Q4 : Pourquoi les VCBs se déclenchent-ils lors de la mise sous tension du transformateur, même si les réglages des relais sont corrects ?
R : La saturation des TC pendant un appel de grande amplitude (>1500 A primaire pour des TC 150/5 A avec ALF=10) déforme les formes d'ondes secondaires, réduisant le contenu visible des deuxièmes harmoniques en dessous du seuil de restriction du relais. Le relais interprète alors l'appel de courant saturé comme une condition de défaut.
Q5 : Quelle classe de précision du TC est requise pour une protection différentielle fiable des transformateurs avec des VCB ?
R : La classe 5P10 (CEI) ou C200 (IEEE) sont des spécifications minimales, mais la classe PX avec une tension au point mort supérieure à 2× le courant de défaut maximal × la charge secondaire totale offre des performances supérieures.
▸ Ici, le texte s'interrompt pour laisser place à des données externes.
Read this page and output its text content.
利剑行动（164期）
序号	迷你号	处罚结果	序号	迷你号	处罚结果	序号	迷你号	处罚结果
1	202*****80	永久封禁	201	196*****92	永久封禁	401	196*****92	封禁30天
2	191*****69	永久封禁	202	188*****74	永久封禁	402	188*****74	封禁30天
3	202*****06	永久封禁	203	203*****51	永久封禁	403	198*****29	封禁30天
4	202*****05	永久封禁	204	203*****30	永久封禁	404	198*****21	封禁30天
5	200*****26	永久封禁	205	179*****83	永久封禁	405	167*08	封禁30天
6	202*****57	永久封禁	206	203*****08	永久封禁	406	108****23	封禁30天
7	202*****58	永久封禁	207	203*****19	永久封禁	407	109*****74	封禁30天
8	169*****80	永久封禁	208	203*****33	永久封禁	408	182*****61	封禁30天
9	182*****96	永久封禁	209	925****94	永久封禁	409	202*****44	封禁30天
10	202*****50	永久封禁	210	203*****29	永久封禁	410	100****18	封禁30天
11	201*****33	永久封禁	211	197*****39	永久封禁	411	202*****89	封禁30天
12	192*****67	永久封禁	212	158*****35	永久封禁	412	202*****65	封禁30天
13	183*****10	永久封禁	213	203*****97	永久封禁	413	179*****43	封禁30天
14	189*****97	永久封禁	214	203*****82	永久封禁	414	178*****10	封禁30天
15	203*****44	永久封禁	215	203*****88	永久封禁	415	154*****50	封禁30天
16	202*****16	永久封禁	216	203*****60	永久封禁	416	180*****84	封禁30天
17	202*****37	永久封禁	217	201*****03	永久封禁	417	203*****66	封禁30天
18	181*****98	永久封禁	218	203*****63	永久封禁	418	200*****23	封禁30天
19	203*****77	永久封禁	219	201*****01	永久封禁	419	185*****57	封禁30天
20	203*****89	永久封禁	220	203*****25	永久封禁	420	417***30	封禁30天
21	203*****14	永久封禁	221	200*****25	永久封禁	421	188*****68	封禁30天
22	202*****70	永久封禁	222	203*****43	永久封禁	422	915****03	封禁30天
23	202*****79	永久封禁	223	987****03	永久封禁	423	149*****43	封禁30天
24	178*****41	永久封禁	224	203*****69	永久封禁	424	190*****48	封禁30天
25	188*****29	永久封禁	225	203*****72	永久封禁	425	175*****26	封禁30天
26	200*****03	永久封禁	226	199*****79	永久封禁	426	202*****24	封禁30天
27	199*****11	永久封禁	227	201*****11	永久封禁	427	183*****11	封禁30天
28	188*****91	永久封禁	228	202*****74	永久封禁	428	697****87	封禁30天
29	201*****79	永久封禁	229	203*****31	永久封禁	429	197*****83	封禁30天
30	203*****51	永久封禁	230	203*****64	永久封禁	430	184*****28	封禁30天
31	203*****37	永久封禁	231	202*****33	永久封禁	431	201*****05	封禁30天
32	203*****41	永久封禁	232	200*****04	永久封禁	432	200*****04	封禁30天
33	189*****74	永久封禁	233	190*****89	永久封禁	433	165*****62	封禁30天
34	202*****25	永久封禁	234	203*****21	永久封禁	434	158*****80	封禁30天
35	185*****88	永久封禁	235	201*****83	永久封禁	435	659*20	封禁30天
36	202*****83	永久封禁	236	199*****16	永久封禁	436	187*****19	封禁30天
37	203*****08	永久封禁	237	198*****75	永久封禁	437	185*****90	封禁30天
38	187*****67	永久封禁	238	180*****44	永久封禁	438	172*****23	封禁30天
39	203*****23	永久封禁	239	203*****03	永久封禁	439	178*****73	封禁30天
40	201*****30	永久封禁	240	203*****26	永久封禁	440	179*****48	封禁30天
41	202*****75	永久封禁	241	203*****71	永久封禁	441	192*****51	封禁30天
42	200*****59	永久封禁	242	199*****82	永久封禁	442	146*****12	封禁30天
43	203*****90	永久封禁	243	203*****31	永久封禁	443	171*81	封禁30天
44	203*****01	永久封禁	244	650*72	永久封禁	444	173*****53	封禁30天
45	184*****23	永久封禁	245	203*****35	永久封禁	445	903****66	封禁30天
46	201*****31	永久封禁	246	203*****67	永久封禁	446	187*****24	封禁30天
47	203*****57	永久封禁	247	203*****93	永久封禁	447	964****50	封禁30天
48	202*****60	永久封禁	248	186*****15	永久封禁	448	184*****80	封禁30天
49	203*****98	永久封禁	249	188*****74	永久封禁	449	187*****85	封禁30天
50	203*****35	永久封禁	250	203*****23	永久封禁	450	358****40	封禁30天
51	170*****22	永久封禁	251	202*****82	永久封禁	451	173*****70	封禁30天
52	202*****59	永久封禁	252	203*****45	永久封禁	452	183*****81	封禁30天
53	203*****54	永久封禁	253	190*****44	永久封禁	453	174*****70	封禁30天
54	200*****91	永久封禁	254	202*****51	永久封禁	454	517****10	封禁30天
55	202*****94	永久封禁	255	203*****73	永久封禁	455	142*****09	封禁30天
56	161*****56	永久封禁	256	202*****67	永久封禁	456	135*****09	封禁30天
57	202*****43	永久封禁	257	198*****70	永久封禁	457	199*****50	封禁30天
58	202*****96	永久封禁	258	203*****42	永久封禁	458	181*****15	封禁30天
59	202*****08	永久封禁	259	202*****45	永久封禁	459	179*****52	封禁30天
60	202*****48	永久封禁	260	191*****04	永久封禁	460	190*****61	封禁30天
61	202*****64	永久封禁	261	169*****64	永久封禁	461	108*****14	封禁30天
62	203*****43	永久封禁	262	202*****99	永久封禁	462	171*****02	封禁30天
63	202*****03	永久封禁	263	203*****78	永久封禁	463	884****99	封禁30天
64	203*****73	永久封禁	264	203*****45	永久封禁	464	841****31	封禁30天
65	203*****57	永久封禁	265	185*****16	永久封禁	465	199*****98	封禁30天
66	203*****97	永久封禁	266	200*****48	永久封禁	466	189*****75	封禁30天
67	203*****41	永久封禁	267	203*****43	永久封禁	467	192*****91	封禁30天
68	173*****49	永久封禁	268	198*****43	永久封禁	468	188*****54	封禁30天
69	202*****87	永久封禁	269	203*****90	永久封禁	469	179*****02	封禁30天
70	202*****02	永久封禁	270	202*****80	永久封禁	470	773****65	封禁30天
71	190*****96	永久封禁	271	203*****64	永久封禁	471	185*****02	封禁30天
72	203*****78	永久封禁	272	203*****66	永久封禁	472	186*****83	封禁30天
Calculer le point d'inflexion requis comme Vk ≥ 2 × Ifault × (RCT + Rlead + Rrelay).
Q6 : La fermeture automatique peut-elle être utilisée en toute sécurité sur les départs de transformateurs protégés par des disjoncteurs à vide ?
R : Le réenclenchement automatique nécessite un temps mort d'au moins 10 secondes pour permettre la décroissance du flux du noyau en dessous du résidu de 10% ; sinon, le deuxième appel de courant peut dépasser l'amplitude initiale et provoquer des déclenchements répétés. La plupart des applications d'alimentation de transformateurs désactivent entièrement le réenclenchement automatique.
Q7 : Comment l'érosion des contacts dans les interrupteurs VCB affecte-t-elle les performances de protection des transformateurs ?
R : La résistance de contact supérieure à 200 μΩ (mesurée avec l'équipement de test DLRO) augmente l'échauffement I²R et l'énergie de l'arc pendant l'interruption, prolongeant potentiellement le temps d'effacement de 10 à 20 ms et réduisant la capacité de résistance aux défauts traversants. Remplacer les contacts lorsque la profondeur d'érosion dépasse 2 mm ou les limites spécifiées par le fabricant.